A conductive polymer material comprising an electron conductive substance, a lithium salt compound, and an ion conductive polymer having an ethylene oxide unit in a side chain. The conductive polymer material according to claim 1, wherein the electronically conductive substance is a carbon material. The lithium salt compounds include LiBF ₄ , LiPF ₆ , LiClO ₄ , LiCF ₃ SO ₃ , LiN(CF ₃ SO ₂ ) ₂ (LiTFSI), LiN(SFO ₂ ) ₂ (LiFSI), LiN(C ₂ F ₅ SO ₂ ). _2, and _{LiN [CF 3 SC (C 2} F 5 SO 2) 3] is at least one selected from the group consisting of _2, a conductive polymer material according to claim 1 or 2. The conductive polymer material according to claim 1, wherein the ion conductive polymer is a polyether having an ethylene oxide unit in a side chain. The conductive polymer material according to any one of claims 1 to 4, wherein the electron conductive substance is contained in an amount of 10 to 1000 parts by mass with respect to 100 parts by mass of the ion conductive polymer.

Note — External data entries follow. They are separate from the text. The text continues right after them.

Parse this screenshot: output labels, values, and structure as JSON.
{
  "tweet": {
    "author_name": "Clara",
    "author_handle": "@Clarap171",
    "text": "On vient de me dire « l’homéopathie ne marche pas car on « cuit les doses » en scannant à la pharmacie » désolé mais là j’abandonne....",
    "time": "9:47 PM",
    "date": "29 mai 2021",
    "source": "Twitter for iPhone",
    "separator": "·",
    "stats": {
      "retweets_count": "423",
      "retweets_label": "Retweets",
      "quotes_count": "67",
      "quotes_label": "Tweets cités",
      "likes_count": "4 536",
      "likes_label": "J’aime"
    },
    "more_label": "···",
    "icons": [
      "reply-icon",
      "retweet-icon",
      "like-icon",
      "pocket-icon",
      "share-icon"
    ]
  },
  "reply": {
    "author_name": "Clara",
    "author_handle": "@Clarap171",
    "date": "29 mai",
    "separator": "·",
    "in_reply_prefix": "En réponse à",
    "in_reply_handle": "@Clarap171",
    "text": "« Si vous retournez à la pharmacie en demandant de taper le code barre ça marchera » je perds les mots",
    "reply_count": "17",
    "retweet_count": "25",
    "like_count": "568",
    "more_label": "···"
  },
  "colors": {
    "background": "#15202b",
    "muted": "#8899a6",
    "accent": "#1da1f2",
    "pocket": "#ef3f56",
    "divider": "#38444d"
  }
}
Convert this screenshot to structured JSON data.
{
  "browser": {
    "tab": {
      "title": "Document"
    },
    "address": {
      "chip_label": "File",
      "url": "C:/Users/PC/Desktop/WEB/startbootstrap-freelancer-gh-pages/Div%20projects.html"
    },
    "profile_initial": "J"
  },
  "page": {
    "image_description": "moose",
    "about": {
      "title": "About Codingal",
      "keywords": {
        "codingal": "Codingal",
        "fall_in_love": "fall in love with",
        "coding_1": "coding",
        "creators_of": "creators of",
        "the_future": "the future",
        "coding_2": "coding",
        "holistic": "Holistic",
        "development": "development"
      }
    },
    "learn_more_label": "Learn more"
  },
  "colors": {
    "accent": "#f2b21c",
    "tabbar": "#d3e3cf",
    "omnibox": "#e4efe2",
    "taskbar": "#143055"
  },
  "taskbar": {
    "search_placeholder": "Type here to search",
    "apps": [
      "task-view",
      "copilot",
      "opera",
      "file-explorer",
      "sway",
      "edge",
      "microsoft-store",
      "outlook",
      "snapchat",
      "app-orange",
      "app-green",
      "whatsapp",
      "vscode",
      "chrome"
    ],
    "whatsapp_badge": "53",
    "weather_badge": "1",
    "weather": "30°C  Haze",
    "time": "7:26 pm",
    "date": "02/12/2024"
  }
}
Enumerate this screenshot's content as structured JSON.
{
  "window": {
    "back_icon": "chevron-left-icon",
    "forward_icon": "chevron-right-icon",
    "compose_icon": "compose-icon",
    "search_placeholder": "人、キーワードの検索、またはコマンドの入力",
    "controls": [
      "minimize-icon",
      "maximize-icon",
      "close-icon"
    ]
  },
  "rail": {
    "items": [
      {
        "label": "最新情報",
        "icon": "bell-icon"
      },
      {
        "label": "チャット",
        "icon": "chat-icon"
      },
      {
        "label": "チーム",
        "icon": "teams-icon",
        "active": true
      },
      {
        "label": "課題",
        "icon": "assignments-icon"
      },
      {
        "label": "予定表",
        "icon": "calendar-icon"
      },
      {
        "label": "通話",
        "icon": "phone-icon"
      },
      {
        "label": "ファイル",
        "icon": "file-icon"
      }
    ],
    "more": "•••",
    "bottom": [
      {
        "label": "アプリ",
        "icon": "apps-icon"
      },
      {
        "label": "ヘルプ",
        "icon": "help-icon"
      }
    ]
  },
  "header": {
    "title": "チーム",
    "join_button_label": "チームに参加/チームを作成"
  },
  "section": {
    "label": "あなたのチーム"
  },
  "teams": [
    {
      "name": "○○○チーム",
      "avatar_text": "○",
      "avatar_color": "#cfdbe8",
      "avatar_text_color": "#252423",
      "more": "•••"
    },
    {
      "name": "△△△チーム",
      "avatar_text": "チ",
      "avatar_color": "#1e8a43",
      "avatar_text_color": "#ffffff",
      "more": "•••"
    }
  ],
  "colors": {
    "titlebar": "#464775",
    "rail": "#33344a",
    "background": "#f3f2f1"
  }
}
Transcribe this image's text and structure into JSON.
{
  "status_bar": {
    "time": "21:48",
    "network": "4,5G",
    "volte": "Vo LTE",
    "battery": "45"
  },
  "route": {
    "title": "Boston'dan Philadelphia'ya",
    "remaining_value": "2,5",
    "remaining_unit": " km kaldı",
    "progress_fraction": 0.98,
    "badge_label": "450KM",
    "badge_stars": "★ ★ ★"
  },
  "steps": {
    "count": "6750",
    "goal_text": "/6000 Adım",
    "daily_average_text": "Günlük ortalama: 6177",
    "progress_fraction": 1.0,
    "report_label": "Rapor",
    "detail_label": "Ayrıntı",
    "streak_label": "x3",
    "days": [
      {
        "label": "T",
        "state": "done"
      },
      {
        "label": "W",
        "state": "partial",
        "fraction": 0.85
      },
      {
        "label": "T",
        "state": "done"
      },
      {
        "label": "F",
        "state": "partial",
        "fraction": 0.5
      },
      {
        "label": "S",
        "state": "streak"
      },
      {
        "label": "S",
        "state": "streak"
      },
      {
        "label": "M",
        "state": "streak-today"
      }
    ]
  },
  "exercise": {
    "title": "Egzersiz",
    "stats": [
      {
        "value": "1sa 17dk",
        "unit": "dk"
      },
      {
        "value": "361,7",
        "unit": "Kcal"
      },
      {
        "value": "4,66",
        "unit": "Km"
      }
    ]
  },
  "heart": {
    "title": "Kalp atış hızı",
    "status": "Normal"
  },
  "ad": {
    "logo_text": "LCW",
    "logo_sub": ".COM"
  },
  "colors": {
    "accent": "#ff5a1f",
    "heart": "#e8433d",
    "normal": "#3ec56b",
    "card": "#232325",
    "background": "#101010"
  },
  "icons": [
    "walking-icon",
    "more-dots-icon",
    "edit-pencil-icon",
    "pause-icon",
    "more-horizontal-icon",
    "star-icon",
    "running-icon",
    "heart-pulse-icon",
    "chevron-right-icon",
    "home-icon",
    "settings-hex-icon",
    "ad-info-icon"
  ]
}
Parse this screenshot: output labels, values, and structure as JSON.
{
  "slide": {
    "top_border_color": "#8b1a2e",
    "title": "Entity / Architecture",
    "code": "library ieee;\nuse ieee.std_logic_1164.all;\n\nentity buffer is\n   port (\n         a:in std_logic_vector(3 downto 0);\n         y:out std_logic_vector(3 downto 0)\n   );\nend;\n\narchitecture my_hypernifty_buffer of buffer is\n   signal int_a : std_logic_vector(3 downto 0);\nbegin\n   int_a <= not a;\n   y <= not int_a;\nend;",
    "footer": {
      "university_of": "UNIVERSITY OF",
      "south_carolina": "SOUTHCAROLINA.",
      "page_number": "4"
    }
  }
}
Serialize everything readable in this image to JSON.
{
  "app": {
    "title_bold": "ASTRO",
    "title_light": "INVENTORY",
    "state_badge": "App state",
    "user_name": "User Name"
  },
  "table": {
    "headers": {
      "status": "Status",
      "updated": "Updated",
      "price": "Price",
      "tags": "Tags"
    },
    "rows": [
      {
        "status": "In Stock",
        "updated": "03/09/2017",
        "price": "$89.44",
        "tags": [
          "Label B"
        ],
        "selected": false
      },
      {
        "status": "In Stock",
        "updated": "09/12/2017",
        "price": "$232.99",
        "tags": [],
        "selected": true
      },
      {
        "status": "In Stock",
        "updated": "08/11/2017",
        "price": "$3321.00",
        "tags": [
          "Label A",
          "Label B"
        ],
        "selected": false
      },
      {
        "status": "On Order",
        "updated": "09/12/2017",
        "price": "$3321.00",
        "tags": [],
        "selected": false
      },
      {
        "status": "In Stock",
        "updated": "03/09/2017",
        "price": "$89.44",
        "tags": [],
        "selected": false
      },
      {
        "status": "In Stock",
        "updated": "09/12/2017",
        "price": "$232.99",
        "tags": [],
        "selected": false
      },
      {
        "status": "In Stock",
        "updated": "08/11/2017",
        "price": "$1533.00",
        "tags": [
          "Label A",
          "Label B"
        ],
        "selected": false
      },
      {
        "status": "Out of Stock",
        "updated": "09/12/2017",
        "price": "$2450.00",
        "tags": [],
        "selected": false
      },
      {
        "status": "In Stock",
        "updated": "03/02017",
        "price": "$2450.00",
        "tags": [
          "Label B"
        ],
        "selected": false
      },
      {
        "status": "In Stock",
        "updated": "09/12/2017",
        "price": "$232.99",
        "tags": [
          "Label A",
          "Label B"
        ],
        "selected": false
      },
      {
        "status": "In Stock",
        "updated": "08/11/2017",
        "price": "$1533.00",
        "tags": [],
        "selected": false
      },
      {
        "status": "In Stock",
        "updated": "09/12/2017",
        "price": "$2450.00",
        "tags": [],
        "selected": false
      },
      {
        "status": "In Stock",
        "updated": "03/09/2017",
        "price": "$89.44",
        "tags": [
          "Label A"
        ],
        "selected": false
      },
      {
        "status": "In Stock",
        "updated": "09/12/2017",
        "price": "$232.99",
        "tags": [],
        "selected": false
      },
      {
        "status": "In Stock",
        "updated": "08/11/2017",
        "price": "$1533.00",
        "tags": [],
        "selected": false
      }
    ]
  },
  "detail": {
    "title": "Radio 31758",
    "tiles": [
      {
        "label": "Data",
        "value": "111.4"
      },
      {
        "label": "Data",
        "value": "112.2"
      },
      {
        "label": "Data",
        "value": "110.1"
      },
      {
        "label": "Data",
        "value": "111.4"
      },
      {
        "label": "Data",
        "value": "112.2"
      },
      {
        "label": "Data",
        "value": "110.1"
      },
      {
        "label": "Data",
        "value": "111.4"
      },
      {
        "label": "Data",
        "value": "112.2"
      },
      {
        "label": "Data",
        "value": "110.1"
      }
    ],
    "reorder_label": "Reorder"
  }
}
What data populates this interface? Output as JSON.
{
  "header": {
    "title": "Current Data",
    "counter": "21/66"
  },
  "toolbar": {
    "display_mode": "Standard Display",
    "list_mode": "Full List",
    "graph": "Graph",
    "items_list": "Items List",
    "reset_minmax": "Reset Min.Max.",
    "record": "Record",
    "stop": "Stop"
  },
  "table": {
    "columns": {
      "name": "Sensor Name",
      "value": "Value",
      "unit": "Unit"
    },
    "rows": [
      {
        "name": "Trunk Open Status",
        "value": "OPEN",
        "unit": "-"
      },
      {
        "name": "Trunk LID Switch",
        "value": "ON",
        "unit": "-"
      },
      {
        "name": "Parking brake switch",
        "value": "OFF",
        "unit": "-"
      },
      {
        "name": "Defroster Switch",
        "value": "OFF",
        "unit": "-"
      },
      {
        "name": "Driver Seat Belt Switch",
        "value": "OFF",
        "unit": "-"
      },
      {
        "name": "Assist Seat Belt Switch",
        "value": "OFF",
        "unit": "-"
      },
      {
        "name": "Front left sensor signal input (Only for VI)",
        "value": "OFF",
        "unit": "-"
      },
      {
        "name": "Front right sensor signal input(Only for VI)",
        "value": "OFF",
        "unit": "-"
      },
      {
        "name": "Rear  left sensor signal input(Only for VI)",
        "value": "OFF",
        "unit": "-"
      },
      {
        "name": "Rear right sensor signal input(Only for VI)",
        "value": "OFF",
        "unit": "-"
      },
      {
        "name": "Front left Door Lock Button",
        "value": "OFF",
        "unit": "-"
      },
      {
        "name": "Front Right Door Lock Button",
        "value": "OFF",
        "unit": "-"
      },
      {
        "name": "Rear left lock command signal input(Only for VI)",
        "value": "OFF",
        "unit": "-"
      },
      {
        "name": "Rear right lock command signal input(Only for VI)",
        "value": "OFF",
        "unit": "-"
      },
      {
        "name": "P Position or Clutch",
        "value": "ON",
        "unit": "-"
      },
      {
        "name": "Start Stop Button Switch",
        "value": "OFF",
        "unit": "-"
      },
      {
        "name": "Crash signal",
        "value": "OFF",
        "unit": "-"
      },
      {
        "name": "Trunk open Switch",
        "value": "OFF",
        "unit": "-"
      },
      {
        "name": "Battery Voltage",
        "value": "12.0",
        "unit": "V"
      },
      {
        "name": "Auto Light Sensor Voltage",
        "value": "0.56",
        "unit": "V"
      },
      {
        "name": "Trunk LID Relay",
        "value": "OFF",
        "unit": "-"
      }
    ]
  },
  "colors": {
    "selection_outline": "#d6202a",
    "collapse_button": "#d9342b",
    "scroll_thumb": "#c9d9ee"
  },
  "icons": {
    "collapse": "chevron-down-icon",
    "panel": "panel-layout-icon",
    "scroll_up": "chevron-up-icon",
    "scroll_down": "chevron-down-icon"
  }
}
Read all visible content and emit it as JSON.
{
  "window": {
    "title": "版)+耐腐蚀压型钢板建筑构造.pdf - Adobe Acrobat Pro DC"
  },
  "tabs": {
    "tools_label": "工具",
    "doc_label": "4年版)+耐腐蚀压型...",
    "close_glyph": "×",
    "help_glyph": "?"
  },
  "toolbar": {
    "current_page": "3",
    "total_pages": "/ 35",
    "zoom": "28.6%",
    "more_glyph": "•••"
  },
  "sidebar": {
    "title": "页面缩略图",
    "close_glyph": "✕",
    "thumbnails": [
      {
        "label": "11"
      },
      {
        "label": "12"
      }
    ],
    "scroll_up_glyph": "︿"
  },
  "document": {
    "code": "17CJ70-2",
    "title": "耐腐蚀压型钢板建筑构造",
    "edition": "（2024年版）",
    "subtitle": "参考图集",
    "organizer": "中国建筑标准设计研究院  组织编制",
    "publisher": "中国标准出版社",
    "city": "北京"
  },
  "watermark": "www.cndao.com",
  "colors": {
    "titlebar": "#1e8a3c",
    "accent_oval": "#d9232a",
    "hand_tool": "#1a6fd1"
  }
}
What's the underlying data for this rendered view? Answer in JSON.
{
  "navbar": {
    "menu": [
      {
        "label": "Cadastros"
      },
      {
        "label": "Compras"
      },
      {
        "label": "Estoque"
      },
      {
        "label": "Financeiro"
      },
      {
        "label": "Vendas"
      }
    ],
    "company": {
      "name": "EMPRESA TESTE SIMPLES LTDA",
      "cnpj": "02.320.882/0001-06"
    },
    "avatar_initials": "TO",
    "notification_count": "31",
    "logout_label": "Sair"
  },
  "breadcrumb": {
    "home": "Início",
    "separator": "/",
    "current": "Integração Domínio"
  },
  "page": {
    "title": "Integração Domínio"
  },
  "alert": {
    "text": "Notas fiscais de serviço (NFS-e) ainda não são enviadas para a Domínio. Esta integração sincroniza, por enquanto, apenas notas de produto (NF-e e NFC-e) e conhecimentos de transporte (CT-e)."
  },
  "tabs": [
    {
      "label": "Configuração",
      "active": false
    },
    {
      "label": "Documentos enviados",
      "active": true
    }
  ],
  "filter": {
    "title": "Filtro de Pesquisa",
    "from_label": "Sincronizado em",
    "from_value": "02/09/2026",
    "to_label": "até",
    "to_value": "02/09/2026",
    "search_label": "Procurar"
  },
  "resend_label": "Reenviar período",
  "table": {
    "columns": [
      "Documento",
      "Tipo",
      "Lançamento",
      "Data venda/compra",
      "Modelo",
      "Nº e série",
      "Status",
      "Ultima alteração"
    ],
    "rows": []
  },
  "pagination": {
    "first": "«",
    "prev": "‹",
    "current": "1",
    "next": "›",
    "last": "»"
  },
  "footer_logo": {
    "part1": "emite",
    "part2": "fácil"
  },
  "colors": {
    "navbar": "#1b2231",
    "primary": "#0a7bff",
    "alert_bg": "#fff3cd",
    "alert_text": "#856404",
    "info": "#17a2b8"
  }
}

The conductive polymer material according to claim 1, wherein the conductive polymer material is crosslinked. A positive electrode, a negative electrode, an inorganic solid electrolyte secondary battery comprising an inorganic solid electrolyte arranged between these,
The electroconductive polymer material according to any one of claims 1 to 6 is arranged between at least one of the positive electrode and the inorganic solid electrolyte and between the negative electrode and the inorganic solid electrolyte. , Inorganic solid electrolyte secondary battery.